Arts and Design

Departures at high-profile Barcelona museum provoke anger in art world


A row has broken out in the international art world over the departures of Tanya Barson, the English curator, and Pablo Martínez, the head of programmes, from the Barcelona Museum of Contemporary Art (Macba).

The pair departed on 16 July, the day after Elvira Dyangani Ose, the director of the Showroom in London, was appointed as the museum’s new director.

Barson and Martínez were informed by email that, as a result of restructuring, their positions no longer existed. Barson, a former curator of international art at the Tate Modern in London, believes they just wanted her out.

“I strongly believe that a major motivation for the restructuring was a way of effecting our departure from the museum because we had permanent contracts,” she told the Observer.

The museum, designed by the American architect Richard Meier, opened in 1995 in the working-class neighbourhood of El Raval. The permanent collection of about 5,000 works dating from the mid-20th century includes sculptures by Eduardo Chillida and Anthony Caro, and works by Keith Haring, Paul Klee and the photographer Brassaï.

About 700 people from the Spanish and international art world have signed a petition condemning the manner of the departures and the lack of consultation over the restructuring of the museum’s management.

The incident prompted two other staff to resign, the philosopher Marina Garcés and the anthropologist Yayo Herrero, who issued a statement describing the departures as “a sad step that once again shows no consideration for staff and students”.

Elvira Dyangani Ose sitting on a wall bearing the museum's logo and name in relief along its length, with a dark, jagged abstract culture to her left on top of the wall
Elvira Dyangani Ose, the new director, outside Macba. Photograph: Quique García/EPA

Mark Godfrey, the former curator of the Tate Modern, was among international figures who spoke out. He wrote on Instagram: “You both contributed incredibly to Macba and one would have assumed that the city and government would have been so proud of these achievements.”

Donna de Salvo, the senior adjunct curator at the Dia Art Foundation in New York, also posted, calling it “a classic bureaucratic manoeuvre with no thought or respect for the dedicated professionals for whom this is more than a job”.

Some staff at the museum say they are dismayed at the manner of Barson and Martínez’s departure but add that neither were popular among their colleagues and that Barson in particular was aloof and was never really integrated, either on a professional or a personal level.

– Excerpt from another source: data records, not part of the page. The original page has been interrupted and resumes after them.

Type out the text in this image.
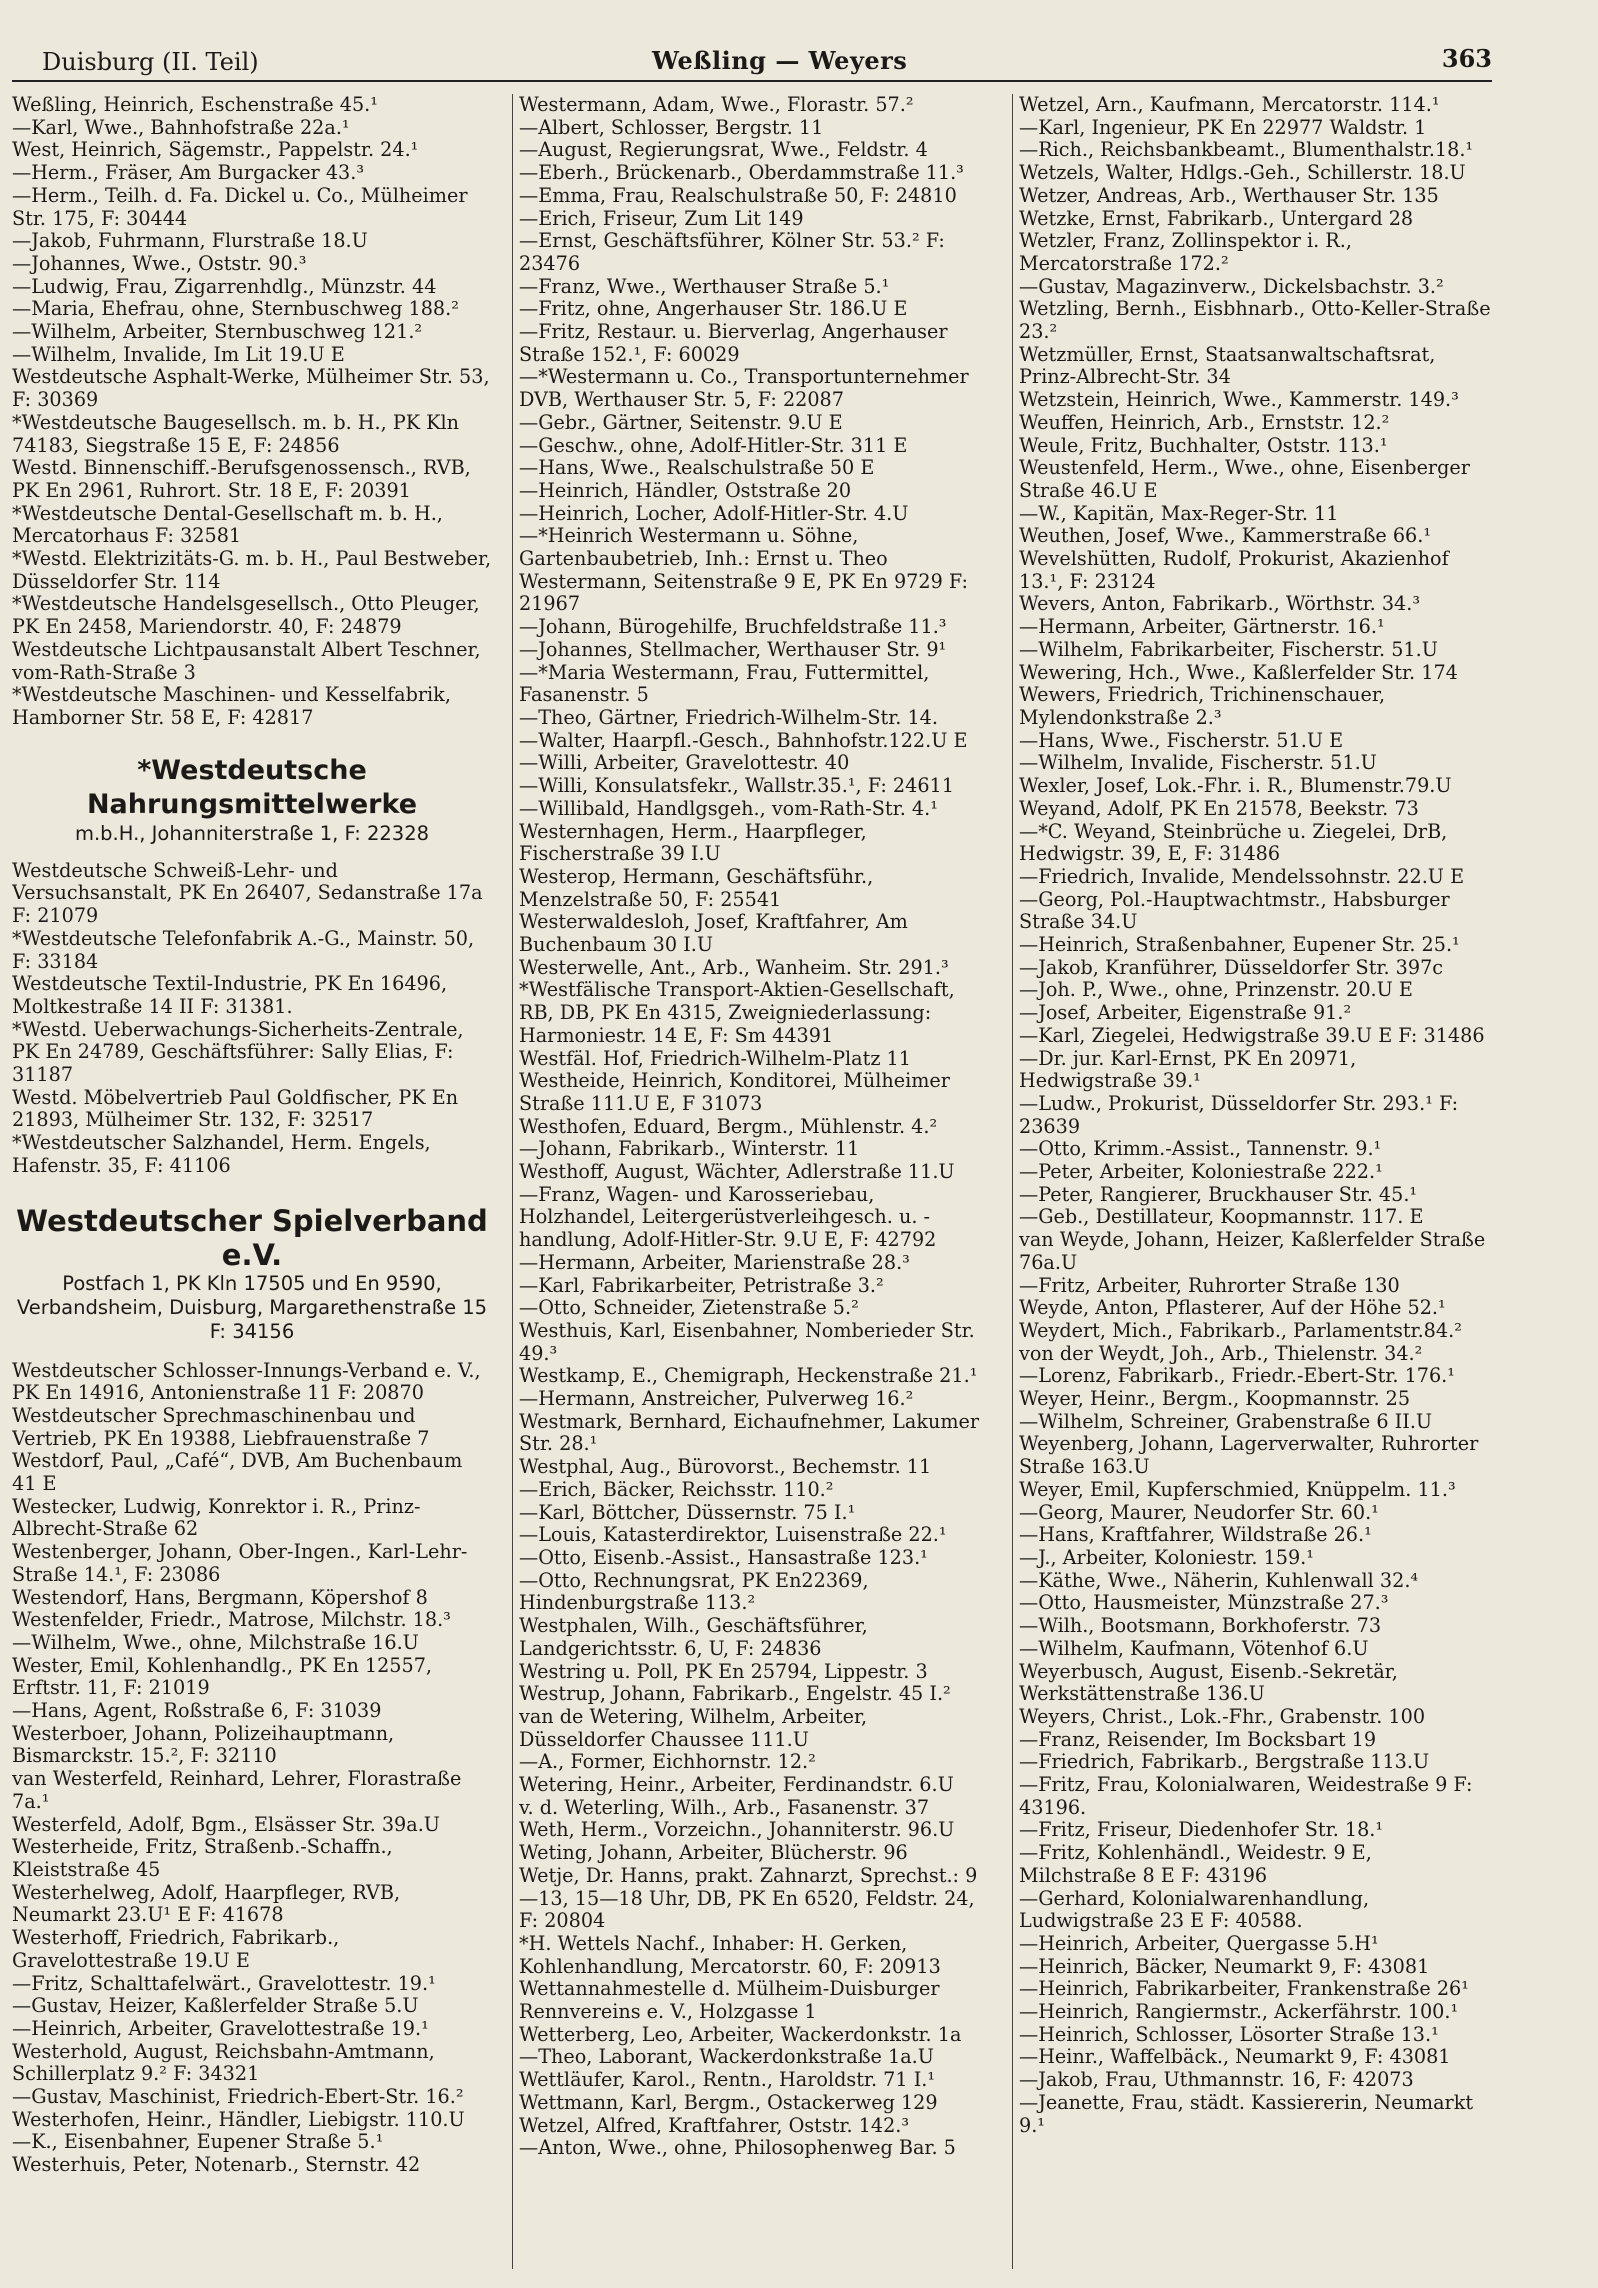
Duisburg (II. Teil)	Weßling — Weyers	363
Weßling, Heinrich, Eschenstraße 45.¹
—Karl, Wwe., Bahnhofstraße 22a.¹
West, Heinrich, Sägemstr., Pappelstr. 24.¹
—Herm., Fräser, Am Burgacker 43.³
—Herm., Teilh. d. Fa. Dickel u. Co., Mülheimer Str. 175, F: 30444
—Jakob, Fuhrmann, Flurstraße 18.U
—Johannes, Wwe., Oststr. 90.³
—Ludwig, Frau, Zigarrenhdlg., Münzstr. 44
—Maria, Ehefrau, ohne, Sternbuschweg 188.²
—Wilhelm, Arbeiter, Sternbuschweg 121.²
—Wilhelm, Invalide, Im Lit 19.U E
Westdeutsche Asphalt-Werke, Mülheimer Str. 53, F: 30369
*Westdeutsche Baugesellsch. m. b. H., PK Kln 74183, Siegstraße 15 E, F: 24856
Westd. Binnenschiff.-Berufsgenossensch., RVB, PK En 2961, Ruhrort. Str. 18 E, F: 20391
*Westdeutsche Dental-Gesellschaft m. b. H., Mercatorhaus F: 32581
*Westd. Elektrizitäts-G. m. b. H., Paul Bestweber, Düsseldorfer Str. 114
*Westdeutsche Handelsgesellsch., Otto Pleuger, PK En 2458, Mariendorstr. 40, F: 24879
Westdeutsche Lichtpausanstalt Albert Teschner, vom-Rath-Straße 3
*Westdeutsche Maschinen- und Kesselfabrik, Hamborner Str. 58 E, F: 42817
*Westdeutsche Nahrungsmittelwerke
m.b.H., Johanniterstraße 1, F: 22328
Westdeutsche Schweiß-Lehr- und Versuchsanstalt, PK En 26407, Sedanstraße 17a F: 21079
*Westdeutsche Telefonfabrik A.-G., Mainstr. 50, F: 33184
Westdeutsche Textil-Industrie, PK En 16496, Moltkestraße 14 II F: 31381.
*Westd. Ueberwachungs-Sicherheits-Zentrale, PK En 24789, Geschäftsführer: Sally Elias, F: 31187
Westd. Möbelvertrieb Paul Goldfischer, PK En 21893, Mülheimer Str. 132, F: 32517
*Westdeutscher Salzhandel, Herm. Engels, Hafenstr. 35, F: 41106
Westdeutscher Spielverband e.V.
Postfach 1, PK Kln 17505 und En 9590, Verbandsheim, Duisburg, Margarethenstraße 15 F: 34156
Westdeutscher Schlosser-Innungs-Verband e. V., PK En 14916, Antonienstraße 11 F: 20870
Westdeutscher Sprechmaschinenbau und Vertrieb, PK En 19388, Liebfrauenstraße 7
Westdorf, Paul, „Café“, DVB, Am Buchenbaum 41 E
Westecker, Ludwig, Konrektor i. R., Prinz-Albrecht-Straße 62
Westenberger, Johann, Ober-Ingen., Karl-Lehr-Straße 14.¹, F: 23086
Westendorf, Hans, Bergmann, Köpershof 8
Westenfelder, Friedr., Matrose, Milchstr. 18.³
—Wilhelm, Wwe., ohne, Milchstraße 16.U
Wester, Emil, Kohlenhandlg., PK En 12557, Erftstr. 11, F: 21019
—Hans, Agent, Roßstraße 6, F: 31039
Westerboer, Johann, Polizeihauptmann, Bismarckstr. 15.², F: 32110
van Westerfeld, Reinhard, Lehrer, Florastraße 7a.¹
Westerfeld, Adolf, Bgm., Elsässer Str. 39a.U
Westerheide, Fritz, Straßenb.-Schaffn., Kleiststraße 45
Westerhelweg, Adolf, Haarpfleger, RVB, Neumarkt 23.U¹ E F: 41678
Westerhoff, Friedrich, Fabrikarb., Gravelottestraße 19.U E
—Fritz, Schalttafelwärt., Gravelottestr. 19.¹
—Gustav, Heizer, Kaßlerfelder Straße 5.U
—Heinrich, Arbeiter, Gravelottestraße 19.¹
Westerhold, August, Reichsbahn-Amtmann, Schillerplatz 9.² F: 34321
—Gustav, Maschinist, Friedrich-Ebert-Str. 16.²
Westerhofen, Heinr., Händler, Liebigstr. 110.U
—K., Eisenbahner, Eupener Straße 5.¹
Westerhuis, Peter, Notenarb., Sternstr. 42
Westermann, Adam, Wwe., Florastr. 57.²
—Albert, Schlosser, Bergstr. 11
—August, Regierungsrat, Wwe., Feldstr. 4
—Eberh., Brückenarb., Oberdammstraße 11.³
—Emma, Frau, Realschulstraße 50, F: 24810
—Erich, Friseur, Zum Lit 149
—Ernst, Geschäftsführer, Kölner Str. 53.² F: 23476
—Franz, Wwe., Werthauser Straße 5.¹
—Fritz, ohne, Angerhauser Str. 186.U E
—Fritz, Restaur. u. Bierverlag, Angerhauser Straße 152.¹, F: 60029
—*Westermann u. Co., Transportunternehmer DVB, Werthauser Str. 5, F: 22087
—Gebr., Gärtner, Seitenstr. 9.U E
—Geschw., ohne, Adolf-Hitler-Str. 311 E
—Hans, Wwe., Realschulstraße 50 E
—Heinrich, Händler, Oststraße 20
—Heinrich, Locher, Adolf-Hitler-Str. 4.U
—*Heinrich Westermann u. Söhne, Gartenbaubetrieb, Inh.: Ernst u. Theo Westermann, Seitenstraße 9 E, PK En 9729 F: 21967
—Johann, Bürogehilfe, Bruchfeldstraße 11.³
—Johannes, Stellmacher, Werthauser Str. 9¹
—*Maria Westermann, Frau, Futtermittel, Fasanenstr. 5
—Theo, Gärtner, Friedrich-Wilhelm-Str. 14.
—Walter, Haarpfl.-Gesch., Bahnhofstr.122.U E
—Willi, Arbeiter, Gravelottestr. 40
—Willi, Konsulatsfekr., Wallstr.35.¹, F: 24611
—Willibald, Handlgsgeh., vom-Rath-Str. 4.¹
Westernhagen, Herm., Haarpfleger, Fischerstraße 39 I.U
Westerop, Hermann, Geschäftsführ., Menzelstraße 50, F: 25541
Westerwaldesloh, Josef, Kraftfahrer, Am Buchenbaum 30 I.U
Westerwelle, Ant., Arb., Wanheim. Str. 291.³
*Westfälische Transport-Aktien-Gesellschaft, RB, DB, PK En 4315, Zweigniederlassung: Harmoniestr. 14 E, F: Sm 44391
Westfäl. Hof, Friedrich-Wilhelm-Platz 11
Westheide, Heinrich, Konditorei, Mülheimer Straße 111.U E, F 31073
Westhofen, Eduard, Bergm., Mühlenstr. 4.²
—Johann, Fabrikarb., Winterstr. 11
Westhoff, August, Wächter, Adlerstraße 11.U
—Franz, Wagen- und Karosseriebau, Holzhandel, Leitergerüstverleihgesch. u. -handlung, Adolf-Hitler-Str. 9.U E, F: 42792
—Hermann, Arbeiter, Marienstraße 28.³
—Karl, Fabrikarbeiter, Petristraße 3.²
—Otto, Schneider, Zietenstraße 5.²
Westhuis, Karl, Eisenbahner, Nomberieder Str. 49.³
Westkamp, E., Chemigraph, Heckenstraße 21.¹
—Hermann, Anstreicher, Pulverweg 16.²
Westmark, Bernhard, Eichaufnehmer, Lakumer Str. 28.¹
Westphal, Aug., Bürovorst., Bechemstr. 11
—Erich, Bäcker, Reichsstr. 110.²
—Karl, Böttcher, Düssernstr. 75 I.¹
—Louis, Katasterdirektor, Luisenstraße 22.¹
—Otto, Eisenb.-Assist., Hansastraße 123.¹
—Otto, Rechnungsrat, PK En22369, Hindenburgstraße 113.²
Westphalen, Wilh., Geschäftsführer, Landgerichtsstr. 6, U, F: 24836
Westring u. Poll, PK En 25794, Lippestr. 3
Westrup, Johann, Fabrikarb., Engelstr. 45 I.²
van de Wetering, Wilhelm, Arbeiter, Düsseldorfer Chaussee 111.U
—A., Former, Eichhornstr. 12.²
Wetering, Heinr., Arbeiter, Ferdinandstr. 6.U
v. d. Weterling, Wilh., Arb., Fasanenstr. 37
Weth, Herm., Vorzeichn., Johanniterstr. 96.U
Weting, Johann, Arbeiter, Blücherstr. 96
Wetje, Dr. Hanns, prakt. Zahnarzt, Sprechst.: 9—13, 15—18 Uhr, DB, PK En 6520, Feldstr. 24, F: 20804
*H. Wettels Nachf., Inhaber: H. Gerken, Kohlenhandlung, Mercatorstr. 60, F: 20913
Wettannahmestelle d. Mülheim-Duisburger Rennvereins e. V., Holzgasse 1
Wetterberg, Leo, Arbeiter, Wackerdonkstr. 1a
—Theo, Laborant, Wackerdonkstraße 1a.U
Wettläufer, Karol., Rentn., Haroldstr. 71 I.¹
Wettmann, Karl, Bergm., Ostackerweg 129
Wetzel, Alfred, Kraftfahrer, Oststr. 142.³
—Anton, Wwe., ohne, Philosophenweg Bar. 5
Wetzel, Arn., Kaufmann, Mercatorstr. 114.¹
—Karl, Ingenieur, PK En 22977 Waldstr. 1
—Rich., Reichsbankbeamt., Blumenthalstr.18.¹
Wetzels, Walter, Hdlgs.-Geh., Schillerstr. 18.U
Wetzer, Andreas, Arb., Werthauser Str. 135
Wetzke, Ernst, Fabrikarb., Untergard 28
Wetzler, Franz, Zollinspektor i. R., Mercatorstraße 172.²
—Gustav, Magazinverw., Dickelsbachstr. 3.²
Wetzling, Bernh., Eisbhnarb., Otto-Keller-Straße 23.²
Wetzmüller, Ernst, Staatsanwaltschaftsrat, Prinz-Albrecht-Str. 34
Wetzstein, Heinrich, Wwe., Kammerstr. 149.³
Weuffen, Heinrich, Arb., Ernststr. 12.²
Weule, Fritz, Buchhalter, Oststr. 113.¹
Weustenfeld, Herm., Wwe., ohne, Eisenberger Straße 46.U E
—W., Kapitän, Max-Reger-Str. 11
Weuthen, Josef, Wwe., Kammerstraße 66.¹
Wevelshütten, Rudolf, Prokurist, Akazienhof 13.¹, F: 23124
Wevers, Anton, Fabrikarb., Wörthstr. 34.³
—Hermann, Arbeiter, Gärtnerstr. 16.¹
—Wilhelm, Fabrikarbeiter, Fischerstr. 51.U
Wewering, Hch., Wwe., Kaßlerfelder Str. 174
Wewers, Friedrich, Trichinenschauer, Mylendonkstraße 2.³
—Hans, Wwe., Fischerstr. 51.U E
—Wilhelm, Invalide, Fischerstr. 51.U
Wexler, Josef, Lok.-Fhr. i. R., Blumenstr.79.U
Weyand, Adolf, PK En 21578, Beekstr. 73
—*C. Weyand, Steinbrüche u. Ziegelei, DrB, Hedwigstr. 39, E, F: 31486
—Friedrich, Invalide, Mendelssohnstr. 22.U E
—Georg, Pol.-Hauptwachtmstr., Habsburger Straße 34.U
—Heinrich, Straßenbahner, Eupener Str. 25.¹
—Jakob, Kranführer, Düsseldorfer Str. 397c
—Joh. P., Wwe., ohne, Prinzenstr. 20.U E
—Josef, Arbeiter, Eigenstraße 91.²
—Karl, Ziegelei, Hedwigstraße 39.U E F: 31486
—Dr. jur. Karl-Ernst, PK En 20971, Hedwigstraße 39.¹
—Ludw., Prokurist, Düsseldorfer Str. 293.¹ F: 23639
—Otto, Krimm.-Assist., Tannenstr. 9.¹
—Peter, Arbeiter, Koloniestraße 222.¹
—Peter, Rangierer, Bruckhauser Str. 45.¹
—Geb., Destillateur, Koopmannstr. 117. E
van Weyde, Johann, Heizer, Kaßlerfelder Straße 76a.U
—Fritz, Arbeiter, Ruhrorter Straße 130
Weyde, Anton, Pflasterer, Auf der Höhe 52.¹
Weydert, Mich., Fabrikarb., Parlamentstr.84.²
von der Weydt, Joh., Arb., Thielenstr. 34.²
—Lorenz, Fabrikarb., Friedr.-Ebert-Str. 176.¹
Weyer, Heinr., Bergm., Koopmannstr. 25
—Wilhelm, Schreiner, Grabenstraße 6 II.U
Weyenberg, Johann, Lagerverwalter, Ruhrorter Straße 163.U
Weyer, Emil, Kupferschmied, Knüppelm. 11.³
—Georg, Maurer, Neudorfer Str. 60.¹
—Hans, Kraftfahrer, Wildstraße 26.¹
—J., Arbeiter, Koloniestr. 159.¹
—Käthe, Wwe., Näherin, Kuhlenwall 32.⁴
—Otto, Hausmeister, Münzstraße 27.³
—Wilh., Bootsmann, Borkhoferstr. 73
—Wilhelm, Kaufmann, Vötenhof 6.U
Weyerbusch, August, Eisenb.-Sekretär, Werkstättenstraße 136.U
Weyers, Christ., Lok.-Fhr., Grabenstr. 100
—Franz, Reisender, Im Bocksbart 19
—Friedrich, Fabrikarb., Bergstraße 113.U
—Fritz, Frau, Kolonialwaren, Weidestraße 9 F: 43196.
—Fritz, Friseur, Diedenhofer Str. 18.¹
—Fritz, Kohlenhändl., Weidestr. 9 E, Milchstraße 8 E F: 43196
—Gerhard, Kolonialwarenhandlung, Ludwigstraße 23 E F: 40588.
—Heinrich, Arbeiter, Quergasse 5.H¹
—Heinrich, Bäcker, Neumarkt 9, F: 43081
—Heinrich, Fabrikarbeiter, Frankenstraße 26¹
—Heinrich, Rangiermstr., Ackerfährstr. 100.¹
—Heinrich, Schlosser, Lösorter Straße 13.¹
—Heinr., Waffelbäck., Neumarkt 9, F: 43081
—Jakob, Frau, Uthmannstr. 16, F: 42073
—Jeanette, Frau, städt. Kassiererin, Neumarkt 9.¹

Barson accepts that the cultural differences were sometimes challenging but also believes that Catalan cultural institutions appoint outsiders for their prestige but then have difficulty accommodating them.

“I’d be lying if I said I didn’t encounter elements of xenophobia,” she said. “There is real resentment towards someone from outside. There are only a few people from outside Catalonia in the team and only a couple from outside Spain. The phrase ‘Spain is different’ was spoken quite frequently, sometimes with a bit of irony.

“There’s a culture of denunciation in Spain,” she said. “Instead of coming to me with problems, people would go behind my back and talk to someone else about it, but then neither party would come to me and say this was an issue.”

In a statement, Macba rejected all of Barson’s allegations, including that of xenophobia. It asserts that the museum has clear protocols for dealing with any form of discrimination or discontent, which it says Barson never availed herself of, and that Macba encourages freedom of expression, conciliation and equality and takes pride in its international outlook.

The statement also asserts that the restructuring was not imposed from above but was the fruit of eight months of discussions and was arrived at by consensus.

Nevertheless, Dyangani Ose, whose appointment as director has been overshadowed by the dispute, admitted that the departures could have been handled better. She said she wanted to refocus the museum towards key issues.

“Macba needs to become a necessary museum, indispensable to citizens’ lives,” she said. “It should be a place where memorable things happen and where people, workers and visitors are cared for. We want to foster a caring and nurturing environment at Macba.”